Mt. Vesuvius erupted in March 1944. (credit: American B-25 Mitchell Bombers Flying Past Vesuvius, March 17–21, 1944, Unknown photographer. Gelatin silver print, 4 7/16 x 5 13/16 in (11.3 x 14.7 cm). Archive of Raymond D. Yusi, Army Corps of Engineers)

Every now and again, real-life archaeology sounds a little like an Indiana Jones movie. Allied bombers dropped 165 bombs on the ancient Roman city of Pompeii, and at least seven of them may still lie buried and unexploded amid the ruins. The bombs, scattered over 22 hectares of the site that haven’t been surveyed or excavated, don’t pose a danger to tourists, but they’re a challenge for future excavations.

Bombing the ruins

The eruption of Mt. Vesuvius entombed the city of Pompeii in ash in 79 CE. Fire rained down on the ruined city again in August 1943, when US and British bombers began pounding German encampments and supply lines in southern Italy. The US 5th Army had launched Operation Avalanche, a campaign to seize the nearby port of Naples, and the 12th Air Force Bomber Command dropped ordnance on anything that could support Nazi forces in the area.

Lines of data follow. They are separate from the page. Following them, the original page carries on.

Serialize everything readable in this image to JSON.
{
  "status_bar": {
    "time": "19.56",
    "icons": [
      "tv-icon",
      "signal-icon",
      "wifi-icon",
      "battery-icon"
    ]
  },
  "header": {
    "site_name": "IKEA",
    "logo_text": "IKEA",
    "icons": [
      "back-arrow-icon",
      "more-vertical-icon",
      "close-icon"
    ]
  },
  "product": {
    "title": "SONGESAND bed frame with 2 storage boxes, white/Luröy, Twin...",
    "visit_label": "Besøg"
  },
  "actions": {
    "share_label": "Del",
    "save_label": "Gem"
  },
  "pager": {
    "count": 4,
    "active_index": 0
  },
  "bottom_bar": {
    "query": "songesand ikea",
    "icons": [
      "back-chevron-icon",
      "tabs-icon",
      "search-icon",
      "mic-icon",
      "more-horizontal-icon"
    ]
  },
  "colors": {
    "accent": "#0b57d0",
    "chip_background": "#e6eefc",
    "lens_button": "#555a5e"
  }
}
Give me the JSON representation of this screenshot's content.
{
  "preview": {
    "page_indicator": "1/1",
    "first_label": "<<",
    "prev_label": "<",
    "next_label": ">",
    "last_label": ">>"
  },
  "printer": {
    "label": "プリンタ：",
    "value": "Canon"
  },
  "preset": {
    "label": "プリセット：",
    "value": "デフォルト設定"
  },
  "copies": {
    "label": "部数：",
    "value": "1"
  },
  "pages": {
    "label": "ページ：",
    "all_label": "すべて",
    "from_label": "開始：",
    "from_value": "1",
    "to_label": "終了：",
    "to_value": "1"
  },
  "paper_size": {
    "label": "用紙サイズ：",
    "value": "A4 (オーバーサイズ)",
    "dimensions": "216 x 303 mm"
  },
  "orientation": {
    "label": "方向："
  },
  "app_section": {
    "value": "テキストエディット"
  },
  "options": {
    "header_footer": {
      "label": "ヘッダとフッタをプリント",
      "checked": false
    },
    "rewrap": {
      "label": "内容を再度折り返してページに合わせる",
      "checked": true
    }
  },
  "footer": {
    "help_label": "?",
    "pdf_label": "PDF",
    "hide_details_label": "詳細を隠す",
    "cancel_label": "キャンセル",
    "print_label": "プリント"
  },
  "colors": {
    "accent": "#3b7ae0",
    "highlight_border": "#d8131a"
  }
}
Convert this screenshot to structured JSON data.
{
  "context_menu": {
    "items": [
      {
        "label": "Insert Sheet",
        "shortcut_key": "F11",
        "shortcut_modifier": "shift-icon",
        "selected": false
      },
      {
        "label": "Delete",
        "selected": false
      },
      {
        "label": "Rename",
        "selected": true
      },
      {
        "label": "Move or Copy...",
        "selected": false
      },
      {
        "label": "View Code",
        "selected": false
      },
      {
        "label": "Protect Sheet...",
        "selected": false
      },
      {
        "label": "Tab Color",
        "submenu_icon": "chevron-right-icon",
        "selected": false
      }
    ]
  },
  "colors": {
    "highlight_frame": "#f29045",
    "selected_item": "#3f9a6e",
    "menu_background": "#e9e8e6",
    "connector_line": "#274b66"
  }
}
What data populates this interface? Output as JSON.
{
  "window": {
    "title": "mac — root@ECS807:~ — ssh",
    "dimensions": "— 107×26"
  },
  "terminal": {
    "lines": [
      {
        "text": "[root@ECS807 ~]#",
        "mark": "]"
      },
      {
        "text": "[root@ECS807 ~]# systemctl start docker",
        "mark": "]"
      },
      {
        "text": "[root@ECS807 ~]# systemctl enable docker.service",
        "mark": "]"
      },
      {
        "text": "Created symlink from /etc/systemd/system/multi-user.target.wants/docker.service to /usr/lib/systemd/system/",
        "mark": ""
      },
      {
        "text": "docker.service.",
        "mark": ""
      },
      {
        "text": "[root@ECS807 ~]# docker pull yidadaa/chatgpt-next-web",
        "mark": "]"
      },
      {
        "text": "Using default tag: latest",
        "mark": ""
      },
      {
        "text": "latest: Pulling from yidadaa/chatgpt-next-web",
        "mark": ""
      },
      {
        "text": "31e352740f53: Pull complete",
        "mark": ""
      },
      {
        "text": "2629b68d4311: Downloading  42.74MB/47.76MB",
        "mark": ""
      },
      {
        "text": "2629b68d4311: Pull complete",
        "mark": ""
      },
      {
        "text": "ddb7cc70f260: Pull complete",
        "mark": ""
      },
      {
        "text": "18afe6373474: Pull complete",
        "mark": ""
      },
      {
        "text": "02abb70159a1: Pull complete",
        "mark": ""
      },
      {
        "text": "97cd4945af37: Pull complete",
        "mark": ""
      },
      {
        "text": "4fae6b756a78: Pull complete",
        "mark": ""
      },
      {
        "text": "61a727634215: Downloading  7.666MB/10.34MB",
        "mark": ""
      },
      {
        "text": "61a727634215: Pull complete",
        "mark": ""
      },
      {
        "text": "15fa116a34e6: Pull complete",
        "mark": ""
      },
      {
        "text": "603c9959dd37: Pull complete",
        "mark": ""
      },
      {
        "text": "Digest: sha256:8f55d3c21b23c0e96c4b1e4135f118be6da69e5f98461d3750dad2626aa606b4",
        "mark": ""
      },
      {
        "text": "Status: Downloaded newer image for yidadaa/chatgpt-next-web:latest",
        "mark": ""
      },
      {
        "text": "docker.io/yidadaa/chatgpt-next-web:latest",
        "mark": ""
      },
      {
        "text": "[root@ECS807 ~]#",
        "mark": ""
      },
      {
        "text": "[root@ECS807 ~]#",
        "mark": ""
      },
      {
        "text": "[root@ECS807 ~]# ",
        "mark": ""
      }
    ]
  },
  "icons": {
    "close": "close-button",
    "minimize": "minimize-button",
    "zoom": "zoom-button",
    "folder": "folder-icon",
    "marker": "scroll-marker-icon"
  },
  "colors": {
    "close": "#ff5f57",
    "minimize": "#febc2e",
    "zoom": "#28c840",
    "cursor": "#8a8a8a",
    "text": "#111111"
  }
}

Naples was the second-most heavily bombed city in Italy. In 1943, the city weathered 181 bombing raids—nine of which struck the ruins of Pompeii. “Those were the months in which the anti-aircraft alarm sounded in Naples every day,” reported Il Fatto Quotidiano. Between 20,000 and 25,000 people died. In the middle of it all, Archaeological Superintendent Amedeo Maiuri and his colleagues moved several statues and artifacts from Pompeii underground for safekeeping.